The phone numbers are garnered from ex-aides and disgruntled assistants to stars such as Martha Stewart and Kevin Costner. Parker’s attorney was surprised that he was the first to confront POPsmear, telling James, “I’ve heard rumblings about your magazine out here.”
When asked if he feels bad about invading celebrities’ privacy, James slowly repeats the question, “Do I feel bad?” He says that POPsmear is just “trying to break down barriers. There’s no barriers between me and the next guy, whether he’s been on TV or not.” Despite the threat of legal action, James is still wavering about whether the magazine will feature any more numbers. “I don’t know. I have to think about it, because I have some really good numbers for the next issue.”

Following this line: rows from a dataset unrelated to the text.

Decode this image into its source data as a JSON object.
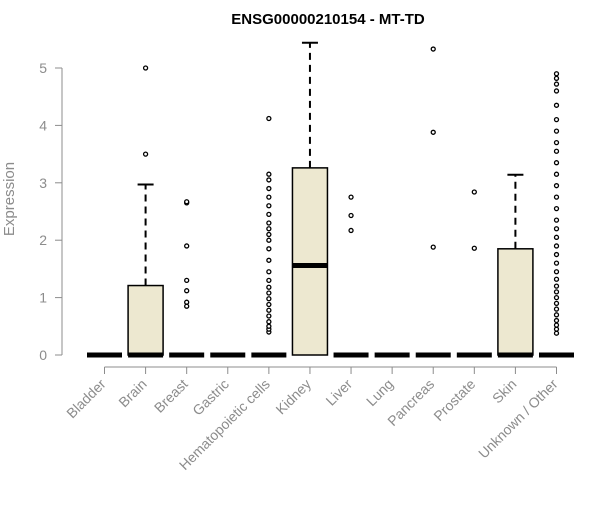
{
  "chart_data": {
    "type": "box",
    "title": "ENSG00000210154 - MT-TD",
    "ylabel": "Expression",
    "xlabel": "",
    "ylim": [
      0,
      5.5
    ],
    "yticks": [
      0,
      1,
      2,
      3,
      4,
      5
    ],
    "grid": false,
    "legend": "none",
    "box_fill": "#ede8d0",
    "line_color": "#000000",
    "axis_color": "#8c8c8c",
    "categories": [
      "Bladder",
      "Brain",
      "Breast",
      "Gastric",
      "Hematopoietic cells",
      "Kidney",
      "Liver",
      "Lung",
      "Pancreas",
      "Prostate",
      "Skin",
      "Unknown / Other"
    ],
    "boxes": [
      {
        "category": "Bladder",
        "q1": 0,
        "median": 0,
        "q3": 0,
        "whisker_low": 0,
        "whisker_high": 0,
        "outliers": []
      },
      {
        "category": "Brain",
        "q1": 0,
        "median": 0,
        "q3": 1.21,
        "whisker_low": 0,
        "whisker_high": 2.97,
        "outliers": [
          3.5,
          5.0
        ]
      },
      {
        "category": "Breast",
        "q1": 0,
        "median": 0,
        "q3": 0,
        "whisker_low": 0,
        "whisker_high": 0,
        "outliers": [
          0.85,
          0.92,
          1.12,
          1.3,
          1.9,
          2.65,
          2.67
        ]
      },
      {
        "category": "Gastric",
        "q1": 0,
        "median": 0,
        "q3": 0,
        "whisker_low": 0,
        "whisker_high": 0,
        "outliers": []
      },
      {
        "category": "Hematopoietic cells",
        "q1": 0,
        "median": 0,
        "q3": 0,
        "whisker_low": 0,
        "whisker_high": 0,
        "outliers": [
          0.4,
          0.45,
          0.5,
          0.58,
          0.68,
          0.78,
          0.88,
          0.98,
          1.08,
          1.18,
          1.3,
          1.45,
          1.65,
          1.85,
          2.0,
          2.1,
          2.2,
          2.3,
          2.45,
          2.6,
          2.75,
          2.9,
          3.05,
          3.15,
          4.12
        ]
      },
      {
        "category": "Kidney",
        "q1": 0,
        "median": 1.56,
        "q3": 3.26,
        "whisker_low": 0,
        "whisker_high": 5.44,
        "outliers": []
      },
      {
        "category": "Liver",
        "q1": 0,
        "median": 0,
        "q3": 0,
        "whisker_low": 0,
        "whisker_high": 0,
        "outliers": [
          2.17,
          2.43,
          2.75
        ]
      },
      {
        "category": "Lung",
        "q1": 0,
        "median": 0,
        "q3": 0,
        "whisker_low": 0,
        "whisker_high": 0,
        "outliers": []
      },
      {
        "category": "Pancreas",
        "q1": 0,
        "median": 0,
        "q3": 0,
        "whisker_low": 0,
        "whisker_high": 0,
        "outliers": [
          1.88,
          3.88,
          5.33
        ]
      },
      {
        "category": "Prostate",
        "q1": 0,
        "median": 0,
        "q3": 0,
        "whisker_low": 0,
        "whisker_high": 0,
        "outliers": [
          1.86,
          2.84
        ]
      },
      {
        "category": "Skin",
        "q1": 0,
        "median": 0,
        "q3": 1.85,
        "whisker_low": 0,
        "whisker_high": 3.14,
        "outliers": []
      },
      {
        "category": "Unknown / Other",
        "q1": 0,
        "median": 0,
        "q3": 0,
        "whisker_low": 0,
        "whisker_high": 0,
        "outliers": [
          0.38,
          0.45,
          0.52,
          0.6,
          0.7,
          0.8,
          0.9,
          1.0,
          1.1,
          1.2,
          1.32,
          1.45,
          1.6,
          1.75,
          1.9,
          2.05,
          2.2,
          2.35,
          2.55,
          2.75,
          2.95,
          3.15,
          3.35,
          3.55,
          3.7,
          3.9,
          4.1,
          4.35,
          4.6,
          4.72,
          4.82,
          4.9
        ]
      }
    ]
  }
}
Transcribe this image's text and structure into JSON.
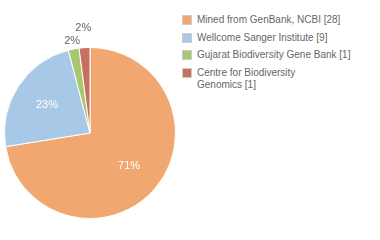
{
  "chart_data": {
    "type": "pie",
    "categories": [
      "Mined from GenBank, NCBI [28]",
      "Wellcome Sanger Institute [9]",
      "Gujarat Biodiversity Gene Bank [1]",
      "Centre for Biodiversity\nGenomics [1]"
    ],
    "values": [
      71,
      23,
      2,
      2
    ],
    "value_labels": [
      "71%",
      "23%",
      "2%",
      "2%"
    ],
    "colors": [
      "#f0a870",
      "#a8c8e8",
      "#a8c870",
      "#c87060"
    ],
    "data_labels": true,
    "legend": "right"
  }
}
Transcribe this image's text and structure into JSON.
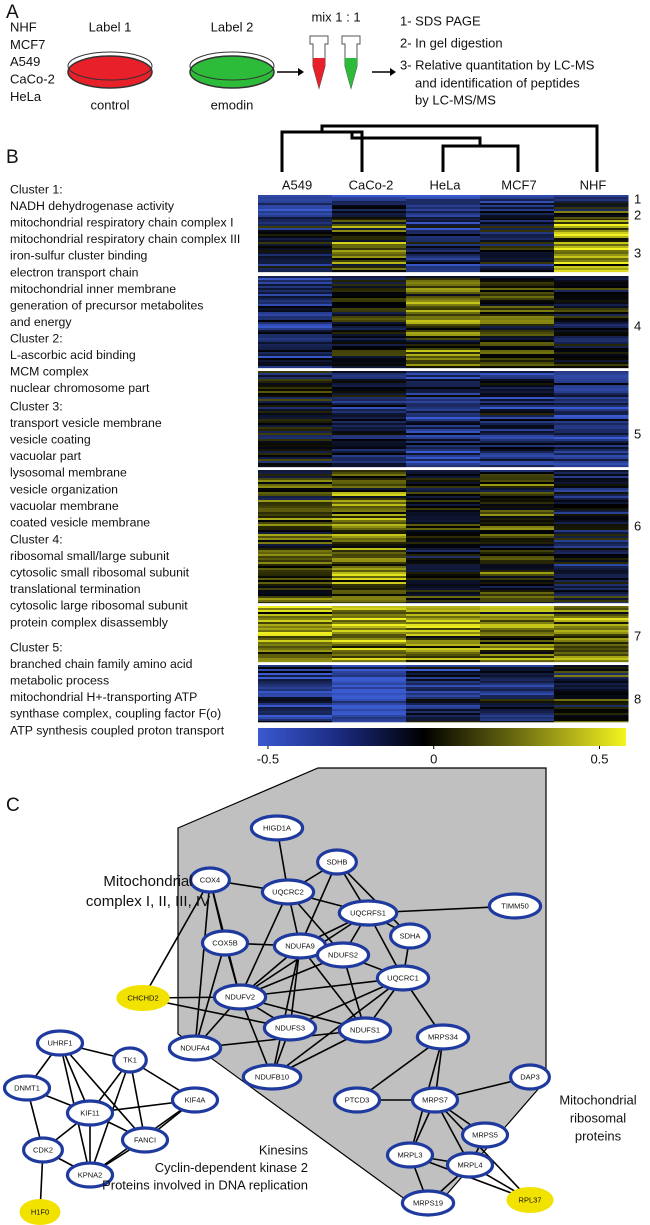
{
  "panel_a": {
    "label": "A",
    "cell_lines": [
      "NHF",
      "MCF7",
      "A549",
      "CaCo-2",
      "HeLa"
    ],
    "dish_1": {
      "label": "Label 1",
      "condition": "control"
    },
    "dish_2": {
      "label": "Label 2",
      "condition": "emodin"
    },
    "mix": "mix 1 : 1",
    "steps": [
      "1- SDS PAGE",
      "2- In gel digestion",
      "3- Relative quantitation by LC-MS",
      "and identification of peptides",
      "by LC-MS/MS"
    ]
  },
  "panel_b": {
    "label": "B",
    "columns": [
      "A549",
      "CaCo-2",
      "HeLa",
      "MCF7",
      "NHF"
    ],
    "clusters": [
      {
        "title": "Cluster 1:",
        "terms": [
          "NADH dehydrogenase activity",
          "mitochondrial respiratory chain complex I",
          "mitochondrial respiratory chain complex III",
          "iron-sulfur cluster binding",
          "electron transport chain",
          "mitochondrial inner membrane",
          "generation of precursor metabolites",
          "and energy"
        ]
      },
      {
        "title": "Cluster 2:",
        "terms": [
          "L-ascorbic acid binding",
          "MCM complex",
          "nuclear chromosome part"
        ]
      },
      {
        "title": "Cluster 3:",
        "terms": [
          "transport vesicle membrane",
          "vesicle coating",
          "vacuolar part",
          "lysosomal membrane",
          "vesicle organization",
          "vacuolar membrane",
          "coated vesicle membrane"
        ]
      },
      {
        "title": "Cluster 4:",
        "terms": [
          "ribosomal small/large subunit",
          "cytosolic small ribosomal subunit",
          "translational termination",
          "cytosolic large ribosomal subunit",
          "protein complex disassembly"
        ]
      },
      {
        "title": "Cluster 5:",
        "terms": [
          "branched chain family amino acid",
          "metabolic process",
          "mitochondrial H+-transporting ATP",
          "synthase complex, coupling factor F(o)",
          "ATP synthesis coupled proton transport"
        ]
      }
    ],
    "blocks": [
      "1",
      "2",
      "3",
      "4",
      "5",
      "6",
      "7",
      "8"
    ],
    "colorbar": {
      "range": [
        -0.53,
        0.58
      ],
      "ticks": [
        -0.5,
        0,
        0.5
      ]
    }
  },
  "panel_c": {
    "label": "C",
    "nodes": [
      {
        "label": "HIGD1A",
        "highlighted": false
      },
      {
        "label": "SDHB",
        "highlighted": false
      },
      {
        "label": "COX4",
        "highlighted": false
      },
      {
        "label": "UQCRC2",
        "highlighted": false
      },
      {
        "label": "UQCRFS1",
        "highlighted": false
      },
      {
        "label": "TIMM50",
        "highlighted": false
      },
      {
        "label": "SDHA",
        "highlighted": false
      },
      {
        "label": "COX5B",
        "highlighted": false
      },
      {
        "label": "NDUFA9",
        "highlighted": false
      },
      {
        "label": "NDUFS2",
        "highlighted": false
      },
      {
        "label": "UQCRC1",
        "highlighted": false
      },
      {
        "label": "CHCHD2",
        "highlighted": true
      },
      {
        "label": "NDUFV2",
        "highlighted": false
      },
      {
        "label": "NDUFS3",
        "highlighted": false
      },
      {
        "label": "NDUFS1",
        "highlighted": false
      },
      {
        "label": "MRPS34",
        "highlighted": false
      },
      {
        "label": "NDUFA4",
        "highlighted": false
      },
      {
        "label": "NDUFB10",
        "highlighted": false
      },
      {
        "label": "DAP3",
        "highlighted": false
      },
      {
        "label": "PTCD3",
        "highlighted": false
      },
      {
        "label": "MRPS7",
        "highlighted": false
      },
      {
        "label": "MRPS5",
        "highlighted": false
      },
      {
        "label": "MRPL3",
        "highlighted": false
      },
      {
        "label": "MRPL4",
        "highlighted": false
      },
      {
        "label": "MRPS19",
        "highlighted": false
      },
      {
        "label": "RPL37",
        "highlighted": true
      },
      {
        "label": "UHRF1",
        "highlighted": false
      },
      {
        "label": "TK1",
        "highlighted": false
      },
      {
        "label": "DNMT1",
        "highlighted": false
      },
      {
        "label": "KIF11",
        "highlighted": false
      },
      {
        "label": "KIF4A",
        "highlighted": false
      },
      {
        "label": "FANCI",
        "highlighted": false
      },
      {
        "label": "CDK2",
        "highlighted": false
      },
      {
        "label": "KPNA2",
        "highlighted": false
      },
      {
        "label": "H1F0",
        "highlighted": true
      }
    ],
    "group_labels": {
      "mitochondrial_complex": [
        "Mitochondrial",
        "complex I, II, III, IV"
      ],
      "mitochondrial_ribosomal": [
        "Mitochondrial",
        "ribosomal",
        "proteins"
      ],
      "replication": [
        "Kinesins",
        "Cyclin-dependent kinase 2",
        "Proteins involved in DNA replication"
      ]
    }
  }
}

The publication, which is free in New York, had already been distributed before the cease-and-desist order was delivered, but additional copies—with the phone numbers inked out (as brother Petey, who is also a City Paper production artist, says, “It only takes one celebrity to ruin it for everyone.”)—are available for $3 from 648 Broadway #909, New York, NY 10012.